What the Labels on Chicken at the Grocery Store Really Mean—and Which You Actually Need to Pay Attention To

Roasted Chicken with Celery Root and Onion
Roasted Chicken with Celery Root and Onion

Romulo Yanes

Chicken is economical and endlessly versatile, whether it's a sheet-pan chicken dish for an easy weeknight meal, or a chicken fricassee that's so beautifully made it's sure to impress your in-laws. The point is, a tasty chicken meal can be as simple or as complicated as you want. What should never be difficult is shopping for chicken, but all the packaging labels (from organic to free-range and beyond) can quickly complicate the situation. To simplify your next trip to the market, we've decoded what all the terms on chicken packaging mean in a handy cheat sheet.

The Terms You'll See on Chicken at the Grocery Store

Here we're explaining the terms you might find on chicken parts and whole chickens at your local supermarket. Our guide breaks down which are important and why you'll want to pay attention to them, and which labels you can and should ignore.

Animal Welfare Approved

Keep an eye out for this label as it tells you how farms treat chickens. Overseen by the nonprofit A Greener World (AGW), the Certified Animal Welfare Approved (AWA) label, which you'll mostly find on chickens from small, independent farms, means animals have continuous access to the outdoors and never confined to small cages. Chickens get to be chickens and peck around as much as they like. It also prohibits feedlots, hormones, and preventative or growth-promoting antibiotics and ensures that the transport and slaughter processes meet high-animal welfare standards too.

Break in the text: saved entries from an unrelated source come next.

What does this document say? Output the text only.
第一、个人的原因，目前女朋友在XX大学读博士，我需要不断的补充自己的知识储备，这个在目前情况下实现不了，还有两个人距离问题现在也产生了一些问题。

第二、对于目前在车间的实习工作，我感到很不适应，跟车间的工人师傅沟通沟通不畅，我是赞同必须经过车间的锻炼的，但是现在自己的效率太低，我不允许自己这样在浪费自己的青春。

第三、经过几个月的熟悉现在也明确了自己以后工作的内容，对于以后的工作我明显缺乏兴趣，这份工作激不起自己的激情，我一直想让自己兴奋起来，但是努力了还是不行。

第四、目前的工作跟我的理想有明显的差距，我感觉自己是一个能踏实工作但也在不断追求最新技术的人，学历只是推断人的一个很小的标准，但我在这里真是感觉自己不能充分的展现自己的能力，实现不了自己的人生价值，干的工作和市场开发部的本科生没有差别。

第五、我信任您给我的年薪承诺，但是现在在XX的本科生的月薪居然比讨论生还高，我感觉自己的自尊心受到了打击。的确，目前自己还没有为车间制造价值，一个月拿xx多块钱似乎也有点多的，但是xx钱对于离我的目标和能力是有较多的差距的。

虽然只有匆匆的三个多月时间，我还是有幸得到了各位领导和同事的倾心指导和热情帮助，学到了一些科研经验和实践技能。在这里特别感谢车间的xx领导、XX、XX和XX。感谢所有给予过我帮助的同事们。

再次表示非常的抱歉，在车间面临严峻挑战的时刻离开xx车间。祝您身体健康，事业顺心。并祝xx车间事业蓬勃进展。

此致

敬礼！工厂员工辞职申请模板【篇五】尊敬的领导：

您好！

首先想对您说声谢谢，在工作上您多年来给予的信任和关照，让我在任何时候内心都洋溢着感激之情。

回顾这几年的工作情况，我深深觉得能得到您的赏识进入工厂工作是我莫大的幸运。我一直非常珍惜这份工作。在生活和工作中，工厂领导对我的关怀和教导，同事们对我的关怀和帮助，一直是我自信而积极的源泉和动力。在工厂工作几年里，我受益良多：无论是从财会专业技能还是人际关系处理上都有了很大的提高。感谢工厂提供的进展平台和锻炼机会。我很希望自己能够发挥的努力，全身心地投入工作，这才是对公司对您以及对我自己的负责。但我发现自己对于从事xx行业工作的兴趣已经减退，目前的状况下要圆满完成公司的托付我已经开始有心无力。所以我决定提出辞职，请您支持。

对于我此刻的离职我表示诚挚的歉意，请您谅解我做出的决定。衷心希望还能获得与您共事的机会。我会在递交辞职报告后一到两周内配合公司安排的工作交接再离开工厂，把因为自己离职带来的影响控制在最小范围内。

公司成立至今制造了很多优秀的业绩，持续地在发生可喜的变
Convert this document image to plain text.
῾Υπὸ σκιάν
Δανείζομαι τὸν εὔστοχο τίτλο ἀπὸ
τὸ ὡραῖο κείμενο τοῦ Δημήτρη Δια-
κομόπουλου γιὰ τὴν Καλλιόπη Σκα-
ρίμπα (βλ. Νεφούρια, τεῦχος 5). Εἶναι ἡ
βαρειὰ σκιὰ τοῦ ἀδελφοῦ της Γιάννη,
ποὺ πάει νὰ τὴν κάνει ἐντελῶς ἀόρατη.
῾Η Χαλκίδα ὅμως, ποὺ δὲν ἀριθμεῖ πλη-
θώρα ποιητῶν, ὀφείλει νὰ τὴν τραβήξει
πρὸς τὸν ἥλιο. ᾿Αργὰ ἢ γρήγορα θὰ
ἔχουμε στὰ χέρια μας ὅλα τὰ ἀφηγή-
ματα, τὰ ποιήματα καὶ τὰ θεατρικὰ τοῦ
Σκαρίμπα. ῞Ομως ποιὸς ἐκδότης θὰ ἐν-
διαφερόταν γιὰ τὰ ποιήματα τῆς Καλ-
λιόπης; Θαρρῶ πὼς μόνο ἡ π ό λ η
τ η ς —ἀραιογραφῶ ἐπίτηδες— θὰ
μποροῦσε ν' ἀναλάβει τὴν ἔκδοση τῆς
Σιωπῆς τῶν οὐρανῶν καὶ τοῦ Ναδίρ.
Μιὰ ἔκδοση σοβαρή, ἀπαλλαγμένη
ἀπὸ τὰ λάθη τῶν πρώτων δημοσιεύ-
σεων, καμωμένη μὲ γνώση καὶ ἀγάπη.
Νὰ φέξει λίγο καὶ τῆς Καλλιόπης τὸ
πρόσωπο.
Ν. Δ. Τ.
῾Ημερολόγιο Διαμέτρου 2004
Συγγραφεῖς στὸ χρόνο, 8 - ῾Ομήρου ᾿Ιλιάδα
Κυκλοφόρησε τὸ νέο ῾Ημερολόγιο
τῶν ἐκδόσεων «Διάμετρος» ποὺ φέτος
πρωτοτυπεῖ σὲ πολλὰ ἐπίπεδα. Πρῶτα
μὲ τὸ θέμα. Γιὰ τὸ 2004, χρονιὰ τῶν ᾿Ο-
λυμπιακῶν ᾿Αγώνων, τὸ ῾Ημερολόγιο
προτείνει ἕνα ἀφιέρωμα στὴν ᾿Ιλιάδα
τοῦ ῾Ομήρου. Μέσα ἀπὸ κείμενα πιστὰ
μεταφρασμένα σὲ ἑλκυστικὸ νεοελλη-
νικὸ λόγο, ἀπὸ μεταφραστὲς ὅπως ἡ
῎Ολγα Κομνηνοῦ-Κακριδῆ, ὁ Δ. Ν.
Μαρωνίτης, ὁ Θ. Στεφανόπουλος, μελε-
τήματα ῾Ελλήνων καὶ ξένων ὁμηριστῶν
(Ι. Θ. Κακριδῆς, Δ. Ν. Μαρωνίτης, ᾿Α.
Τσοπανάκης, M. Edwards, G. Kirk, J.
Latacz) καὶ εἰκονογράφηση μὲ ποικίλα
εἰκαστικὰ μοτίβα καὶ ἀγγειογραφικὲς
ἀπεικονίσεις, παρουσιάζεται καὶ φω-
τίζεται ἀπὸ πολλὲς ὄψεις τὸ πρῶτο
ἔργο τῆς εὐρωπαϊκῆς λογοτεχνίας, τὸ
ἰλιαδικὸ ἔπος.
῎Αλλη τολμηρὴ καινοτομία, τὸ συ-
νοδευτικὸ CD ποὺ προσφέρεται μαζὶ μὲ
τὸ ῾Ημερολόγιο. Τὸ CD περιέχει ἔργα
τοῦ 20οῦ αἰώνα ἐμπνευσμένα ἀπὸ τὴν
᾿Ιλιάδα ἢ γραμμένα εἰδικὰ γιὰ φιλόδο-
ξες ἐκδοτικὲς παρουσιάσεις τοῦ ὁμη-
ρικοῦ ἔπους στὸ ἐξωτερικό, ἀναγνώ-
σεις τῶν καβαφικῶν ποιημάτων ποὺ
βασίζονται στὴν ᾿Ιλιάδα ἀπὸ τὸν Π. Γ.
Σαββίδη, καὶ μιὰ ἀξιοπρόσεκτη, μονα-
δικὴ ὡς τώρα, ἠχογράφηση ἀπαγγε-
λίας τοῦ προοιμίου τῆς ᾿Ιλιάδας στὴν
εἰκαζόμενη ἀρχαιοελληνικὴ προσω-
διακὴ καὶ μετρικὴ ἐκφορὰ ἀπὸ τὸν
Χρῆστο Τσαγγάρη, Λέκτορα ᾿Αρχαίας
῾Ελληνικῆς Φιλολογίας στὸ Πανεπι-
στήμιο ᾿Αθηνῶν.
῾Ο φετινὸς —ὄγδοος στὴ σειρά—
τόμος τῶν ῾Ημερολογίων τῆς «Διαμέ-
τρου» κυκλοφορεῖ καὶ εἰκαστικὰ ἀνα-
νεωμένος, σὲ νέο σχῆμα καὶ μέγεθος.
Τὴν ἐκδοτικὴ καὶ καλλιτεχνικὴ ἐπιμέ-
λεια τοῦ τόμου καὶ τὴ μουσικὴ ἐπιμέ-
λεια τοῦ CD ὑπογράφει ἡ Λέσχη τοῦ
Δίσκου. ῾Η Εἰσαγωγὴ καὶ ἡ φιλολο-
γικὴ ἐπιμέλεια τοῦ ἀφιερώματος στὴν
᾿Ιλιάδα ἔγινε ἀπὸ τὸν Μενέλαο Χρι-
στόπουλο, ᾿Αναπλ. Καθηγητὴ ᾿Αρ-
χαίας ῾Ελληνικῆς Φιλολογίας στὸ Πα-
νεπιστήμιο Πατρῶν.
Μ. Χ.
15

Related: How to Shop for Eggs

Antibiotic-Free/Raised Without Antibiotics

You'll also want to look for this label. It means that the chickens are raised without antibiotics or animal byproducts. This matters as antibiotics in meat production are one of the leading causes of resistant bacteria—and antibiotic resistance is "one of the biggest threats to global health," according to the World Health Organization.

Farm Raised

This means your chicken was raised on a farm, which basically all chickens are.

Free-Range

While labeling chicken as free-range means the chickens had outdoor access, there are no specifications on how much outdoor access they had or the quality of that time outside so it's not a label to look for when you're shopping for chicken.

Hormone-Free/Raised Without Hormones

In the U.S., poultry producers are required by federal law to raise chickens without hormones—so this label is reassuring, but not too significant.

Humanely Raised/Humane Certified

Chicken with this label must meet specific standards for animal care and slaughter. The nonprofit organization Humane Farm Animal Care oversees the labels auditing farms to ensure chickens have access to nutritious food, skilled, knowledgeable, conscientious animal care, and more. However, Humane Farm Animal Care does not prohibit feedlots or require outdoor access for chickens.

Organic

Regulated by the USDA's National Organic Program since 2002, all food labeled USDA Organic must be free of chemicals, most pesticides, sewage, sludge, and Genetically Modified Organisms (GMOs). When it comes to chickens, the label requires that birds are allowed year-round access to the outdoors, fed organic feed, and are not given drugs, antibiotics, and hormones.

Related: Beyond Organic, What Is Sustainable Food?

Natural

Labels that say "natural" on chicken generally mean that the chicken doesn't contain any colorings or preservatives, but it's a pretty meaningless term as there is no regulatory definition.

Non-GMO

This has become a popular label in recent years. The Non-GMO Project requires companies using this label to have a third-party administrator ensure their product contains less than 0.9 percent genetically modified (or engineered) organisms; basically, it means no material has been artificially manipulated in a lab. Keep in mind that organic and conventional products are eligible to be verified.

Pasture-Raised

This is a term to pay attention to, but also to be careful about as it's unregulated; make sure you're buying from a brand or farmer you trust. Pasture-raised birds basically live outdoors and use the access to shelter such as a barn at night. They have lots of room to roam and get to be chickens eating grass and seeds and other yummy stuff they would eat normally

Regenerative

A handful of organizations are working to create standards and labels around the term but at the moment there isn't one definition of what it means. The Regenerative Organic Alliance seal designed by Rodale Institute, Patagonia, and Dr. Bronner's, which includes a chicken producer certification, requires products to be organic and produced in a way that benefits farmers and promotes long-term soil health.

100 Percent Vegetarian Diet

When you see this term on packaging it means the chicken was fed feed free from animal byproducts but it isn't that useful when you're trying to work out which chicken is best for your family. Chickens aren't vegetarians naturally. They eat insects, even mice, snakes, and frogs if the opportunity arises.

Which Chicken Should You Buy?

Buy the best chicken you can afford that meets your values. Whenever possible, buy from your local farmer or at a farmer's market where you can ask questions such as how the birds are raised, what they are fed, whether they have access to the outdoors, what that space looks like, and whether they were exposed to antibiotics.